Around 5,500 firms registered in the UK rely on the European Union’s passporting rights for the financial services sector, and they turn over about £9 billion in revenue. That is the universe of companies whose future is threatened when Britain leaves the European Union.
According to new figures from the Financial Conduct Authority, released by the House of Commons’ Treasury Select Committee, 5,476 UK firms have at least one passport that allows them to do business in other EU and European Economic Area nations. Many firms hold several passports, meaning that the total number in the UK stands at 336,421.
The loss of passporting rights following Brexit is probably the biggest fear in the City of London right now. If the passport is taken away, then London could cease to be the most important financial centre in Europe, costing the UK thousands of jobs and billions in revenues.
According to the Financial Times, estimates in the City suggest that roughly £9 billion of investment banking and capital markets revenue could evaporate if Britain loses its passporting rights.
“The business put at risk could be significant,” Treasury Select Committee chairman Andrew Tyrie said in a statement on Tuesday. Tyrie noted that Britain will need to come up with an entirely new solution to the problem of possibly losing the passport, saying:
“None of the current off-the-shelf arrangements can preserve existing passporting arrangements, while giving the UK the influence and control it needs over financial services regulation as it develops. Efforts to secure an appropriate arrangement for UK-based firms will be one of the most challenging aspects of the negotiations about the UK’s future relationship with the EU.”
“No doubt the hard grind of establishing what best protects UK interests is already underway. This issue needs to be right at the top of the in-trays of the Chancellor, the Governor of the Bank of England, and the UK’s lead negotiators,” Tyrie continued.

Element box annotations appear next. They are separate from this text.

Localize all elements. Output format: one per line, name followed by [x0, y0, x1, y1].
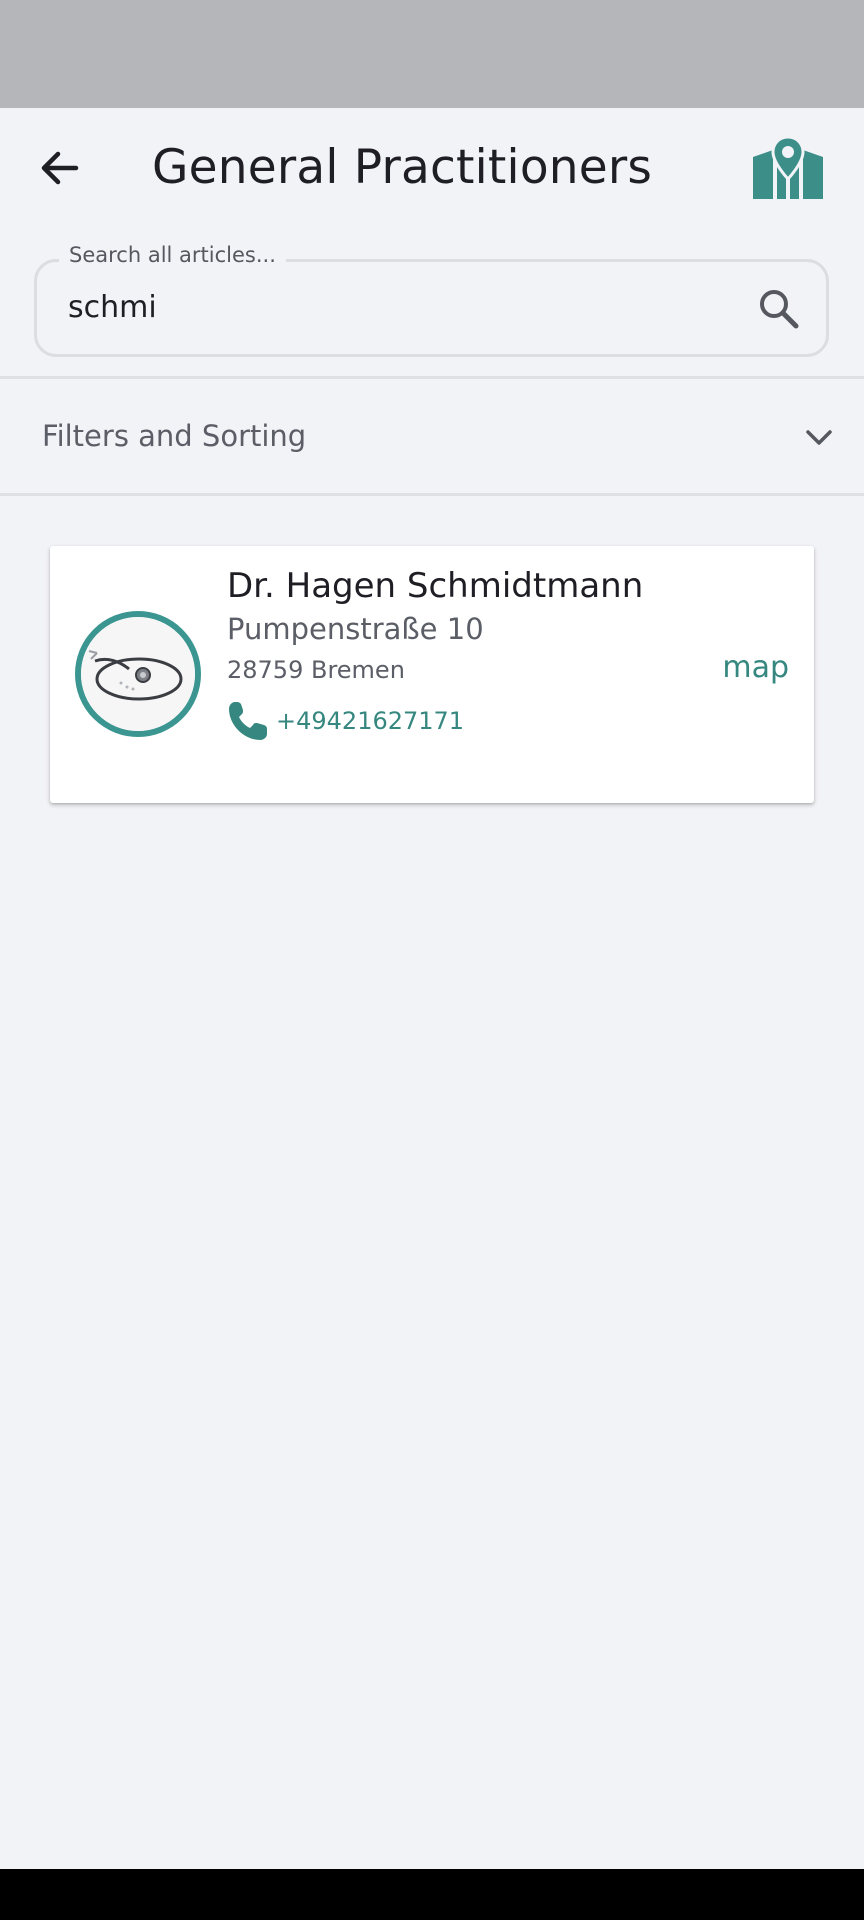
practitioner-street: Pumpenstraße 10	[227, 612, 484, 646]
back-button[interactable]	[28, 136, 92, 200]
status-bar	[0, 0, 864, 108]
phone-link[interactable]: +49421627171	[226, 698, 464, 744]
arrow-left-icon	[41, 151, 79, 185]
search-icon[interactable]	[756, 286, 800, 330]
map-link[interactable]: map	[722, 650, 789, 685]
practitioner-card[interactable]: Dr. Hagen Schmidtmann Pumpenstraße 10 28…	[50, 546, 814, 803]
phone-icon	[229, 702, 267, 740]
page-title: General Practitioners	[152, 140, 653, 195]
practitioner-city: 28759 Bremen	[227, 656, 405, 684]
divider	[0, 493, 864, 496]
divider	[0, 376, 864, 379]
phone-number: +49421627171	[276, 707, 465, 735]
search-field[interactable]: Search all articles... schmi	[34, 243, 829, 357]
folded-map-pin-icon	[753, 135, 823, 199]
search-input[interactable]: schmi	[68, 262, 157, 354]
app-bar: General Practitioners	[0, 108, 864, 228]
filters-label: Filters and Sorting	[42, 419, 307, 453]
chevron-down-icon	[806, 430, 832, 445]
stethoscope-image	[75, 611, 201, 737]
map-view-button[interactable]	[748, 132, 828, 204]
filters-and-sorting-toggle[interactable]: Filters and Sorting	[0, 380, 864, 493]
system-navigation-bar	[0, 1869, 864, 1920]
practitioner-name: Dr. Hagen Schmidtmann	[227, 566, 644, 606]
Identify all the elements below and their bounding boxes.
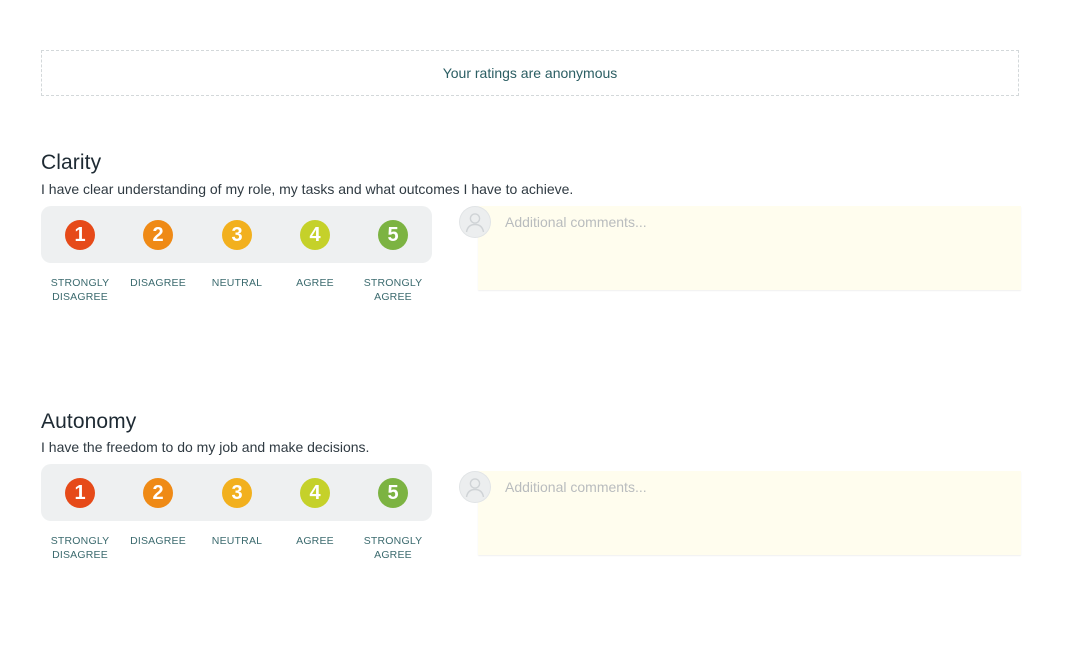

Banks could move to Paris, Frankfurt or Dublin
Current EU law allows European banks to operate branches in the UK that do not need to be separately capitalised from the parent company abroad. Similarly, non-EU banks, such as those from the US or Asia, can use their London subsidiary to sell services to clients across the EU. This has allowed London’s financial centre to act as a hub for global firms looking to do business in the EU.
The use of this bank “passport,” which allows banks in London to access the EU single market of 28 nations (including the UK), could be one of the rights the UK loses in the British exit from the EU. Other financial centres in the EU, such as Dublin, Frankfurt or Paris, could take over London’s hub role if the UK loses its passport.
It is now looking increasingly likely that passporting rights are going to be a huge issue of contention in any Brexit negotiations. On Monday, the chief of Germany’s Bundesbank, Jens Weidmann warned that the UK won’t get a special deal from the EU on the passports, and will need to allow free movement of citizens from EU nations, if it wants to keep them.
Weidmann told The Guardian that “passporting rights are tied to the single market and would automatically cease to apply if Great Britain is no longer at least part of the European Economic Area.”